O fato dos problemas serem tratados de maneira superficial também reforça a predominância da estratégia já comentada, pois a partir do momento que o processo está totalmente estabilizado é possível que a “moeda de troca” mais valorizada não seja mais a questão do capital cultural entendido como conhecimento técnico da operação e sim outros fatores como a criatividade e inovação.

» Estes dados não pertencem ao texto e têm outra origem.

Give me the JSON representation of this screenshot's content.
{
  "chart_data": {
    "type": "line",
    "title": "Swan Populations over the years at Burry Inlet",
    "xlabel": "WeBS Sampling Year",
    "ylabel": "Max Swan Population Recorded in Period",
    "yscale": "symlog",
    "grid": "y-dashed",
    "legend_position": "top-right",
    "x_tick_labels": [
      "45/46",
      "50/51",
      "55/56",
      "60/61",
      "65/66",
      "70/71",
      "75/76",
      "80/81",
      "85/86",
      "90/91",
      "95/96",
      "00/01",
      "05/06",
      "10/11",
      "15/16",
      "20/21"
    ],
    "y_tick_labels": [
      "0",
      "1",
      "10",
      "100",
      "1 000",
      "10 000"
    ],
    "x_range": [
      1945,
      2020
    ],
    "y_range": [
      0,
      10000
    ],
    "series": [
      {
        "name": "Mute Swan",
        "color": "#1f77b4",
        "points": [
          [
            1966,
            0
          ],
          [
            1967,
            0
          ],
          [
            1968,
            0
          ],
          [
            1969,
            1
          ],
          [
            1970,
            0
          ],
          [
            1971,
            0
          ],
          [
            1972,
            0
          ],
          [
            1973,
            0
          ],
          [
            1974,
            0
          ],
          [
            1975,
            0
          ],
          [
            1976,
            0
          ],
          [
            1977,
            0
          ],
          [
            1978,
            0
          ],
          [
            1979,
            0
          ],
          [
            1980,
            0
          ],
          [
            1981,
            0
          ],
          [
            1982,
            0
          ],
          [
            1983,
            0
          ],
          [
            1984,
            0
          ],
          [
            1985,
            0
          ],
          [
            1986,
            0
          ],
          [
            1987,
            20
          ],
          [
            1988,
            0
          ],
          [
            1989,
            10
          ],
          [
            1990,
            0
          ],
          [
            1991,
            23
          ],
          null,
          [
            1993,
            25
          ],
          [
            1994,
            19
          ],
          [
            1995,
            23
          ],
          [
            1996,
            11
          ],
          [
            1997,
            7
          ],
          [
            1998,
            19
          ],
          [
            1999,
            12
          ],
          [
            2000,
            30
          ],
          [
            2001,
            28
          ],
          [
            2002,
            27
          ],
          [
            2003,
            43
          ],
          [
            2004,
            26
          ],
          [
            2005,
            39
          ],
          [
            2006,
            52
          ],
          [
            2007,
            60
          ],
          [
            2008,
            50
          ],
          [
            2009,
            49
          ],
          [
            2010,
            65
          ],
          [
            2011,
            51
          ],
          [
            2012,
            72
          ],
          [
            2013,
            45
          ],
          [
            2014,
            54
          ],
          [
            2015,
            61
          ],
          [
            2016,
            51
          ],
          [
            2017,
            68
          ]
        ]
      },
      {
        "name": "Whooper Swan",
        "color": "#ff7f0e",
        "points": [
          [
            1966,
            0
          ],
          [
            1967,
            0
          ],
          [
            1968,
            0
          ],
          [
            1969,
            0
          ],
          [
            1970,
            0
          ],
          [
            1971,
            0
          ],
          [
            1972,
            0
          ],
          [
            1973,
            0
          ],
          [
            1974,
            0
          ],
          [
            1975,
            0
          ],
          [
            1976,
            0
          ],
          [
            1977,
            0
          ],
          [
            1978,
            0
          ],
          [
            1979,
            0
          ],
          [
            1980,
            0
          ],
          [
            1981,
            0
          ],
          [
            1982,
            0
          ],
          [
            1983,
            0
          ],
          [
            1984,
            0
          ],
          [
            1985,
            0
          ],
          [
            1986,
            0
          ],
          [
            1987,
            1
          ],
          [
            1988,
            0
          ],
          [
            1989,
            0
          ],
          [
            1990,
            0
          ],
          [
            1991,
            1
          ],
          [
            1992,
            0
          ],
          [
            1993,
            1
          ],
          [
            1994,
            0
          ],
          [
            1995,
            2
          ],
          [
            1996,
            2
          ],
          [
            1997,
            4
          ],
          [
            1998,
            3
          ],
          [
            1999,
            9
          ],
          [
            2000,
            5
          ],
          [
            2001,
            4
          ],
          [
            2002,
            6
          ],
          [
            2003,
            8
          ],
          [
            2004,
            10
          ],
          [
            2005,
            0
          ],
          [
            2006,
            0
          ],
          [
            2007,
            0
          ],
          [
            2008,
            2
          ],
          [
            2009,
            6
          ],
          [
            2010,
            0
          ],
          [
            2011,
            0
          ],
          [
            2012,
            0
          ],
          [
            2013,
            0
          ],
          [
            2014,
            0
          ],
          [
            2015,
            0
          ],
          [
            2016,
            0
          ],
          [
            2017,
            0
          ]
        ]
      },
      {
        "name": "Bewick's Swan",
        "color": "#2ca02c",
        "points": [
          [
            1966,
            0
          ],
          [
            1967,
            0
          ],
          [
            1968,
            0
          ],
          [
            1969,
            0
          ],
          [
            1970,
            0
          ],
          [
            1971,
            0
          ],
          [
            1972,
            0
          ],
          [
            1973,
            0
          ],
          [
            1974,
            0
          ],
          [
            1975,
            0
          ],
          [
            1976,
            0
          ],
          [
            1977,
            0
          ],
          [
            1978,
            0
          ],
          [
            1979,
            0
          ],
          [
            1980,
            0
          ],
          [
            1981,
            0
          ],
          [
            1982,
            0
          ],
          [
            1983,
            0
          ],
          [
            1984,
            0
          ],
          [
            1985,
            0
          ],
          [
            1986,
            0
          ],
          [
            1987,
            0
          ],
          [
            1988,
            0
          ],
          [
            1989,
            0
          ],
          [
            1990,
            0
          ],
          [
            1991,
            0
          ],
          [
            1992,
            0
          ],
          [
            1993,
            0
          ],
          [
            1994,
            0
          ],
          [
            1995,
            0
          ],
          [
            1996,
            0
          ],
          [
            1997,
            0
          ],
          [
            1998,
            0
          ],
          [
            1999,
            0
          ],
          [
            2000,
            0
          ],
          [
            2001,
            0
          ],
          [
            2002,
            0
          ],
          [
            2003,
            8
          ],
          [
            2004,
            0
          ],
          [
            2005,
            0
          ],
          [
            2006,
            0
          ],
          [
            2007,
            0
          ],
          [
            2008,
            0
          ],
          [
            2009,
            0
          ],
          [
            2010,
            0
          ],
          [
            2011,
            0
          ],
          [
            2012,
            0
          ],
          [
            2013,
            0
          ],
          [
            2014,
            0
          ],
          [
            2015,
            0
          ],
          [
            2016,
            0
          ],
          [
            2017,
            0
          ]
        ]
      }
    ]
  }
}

A estratégia de ação que se mostrou complementar à de conservação foi a de sucessão entendida como a possibilidade de ingresso nas camadas dominantes a partir da busca de informações e criação de alternativas na resolução dos problemas.

O enfoque de análise dos resultados da pesquisa até o momento buscou confrontar a estrutura praticada com a declarada para, posteriormente, percebê-la à luz do referencial teórico proposto. Além disso, será apresentada a seguir uma outra leitura que contribui e complementa a análise aqui desenvolvida.

A estrutura declarada possui apenas dois valores que podem ser entendidos como fortemente ligados à questão técnica (foco em resultado e fascinação por conquistas) e assim, apresentando um volume maior de valores que poderiam ser ditos como comportamentais (obsessão por segurança e meio ambiente; relações confiáveis, coerentes e transparentes com as pessoas; respeito, bem-estar e desenvolvimento das pessoas; relacionamento sustentável com acionistas, clientes, fornecedores, sindicatos, órgãos públicos e comunidades; e trabalho em equipe e decisões compartilhadas).

Já na estrutura praticada existe a predominância dos valores ligados às questões técnicas, relacionadas com o tipo, quantidade e qualidade do conhecimento adquirido no tocante à operação. Os valores de cunho comportamental, relacionado às pessoas aparecem, mas com uma freqüência bem inferior, o que poderia significar que as práticas institucionais não valorizam tanto as pessoas como um diferencial competitivo, mas sim como um fator de produção.

Outro ponto relevante é que não há uma hierarquia formalizada dos valores declarados da PAB, já com relação à matriz de valores praticados pelos empregados, há uma significativa escala de valores.

De maneira geral, esse “descolamento” entre o discurso representado por meio dos valores formais e a prática mapeada e traduzida pela matriz manifestada pelos empregados da empresa nos possibilita a entrada no nível de reflexão não apenas do campo, mas do seu profundo inter-relacionamento com o habitus.

Apesar da exploração e elaboração conceitual realizada a partir das conexões trabalhadas entre a pesquisa de campo realizada na PAB e o referencial teórico abordado, há

evidentemente aspectos desta realidade social e da teoria de Bourdieu que não puderam ser tratados, devido aos limites de minha própria abordagem e leitura dessa realidade a qual pertenço, de certa forma. Os temas foram trabalhados separadamente, para efeito de análise, respeitando-se situacionalmente a necessidade de interconectividade entre eles, que é inerente aos próprios conceitos e que compõe a dinâmica de reprodução social da PAB.

Dessa forma, para Wacquant (2003) o habitus não é um mecanismo auto-suficiente para a geração da ação, mas ele opera como uma mola que necessita de um gatilho externo e não pode, portanto, ser considerado isoladamente do mundo social particular, ou campo, no interior do qual evolui. Logo, essa análise perpassou por uma tripla elucidação, não apenas da gênese estrutural do habitus e do campo, mas também da dinâmica interna ou do que chamou Bourdieu (2000) de “confrontação dialética”.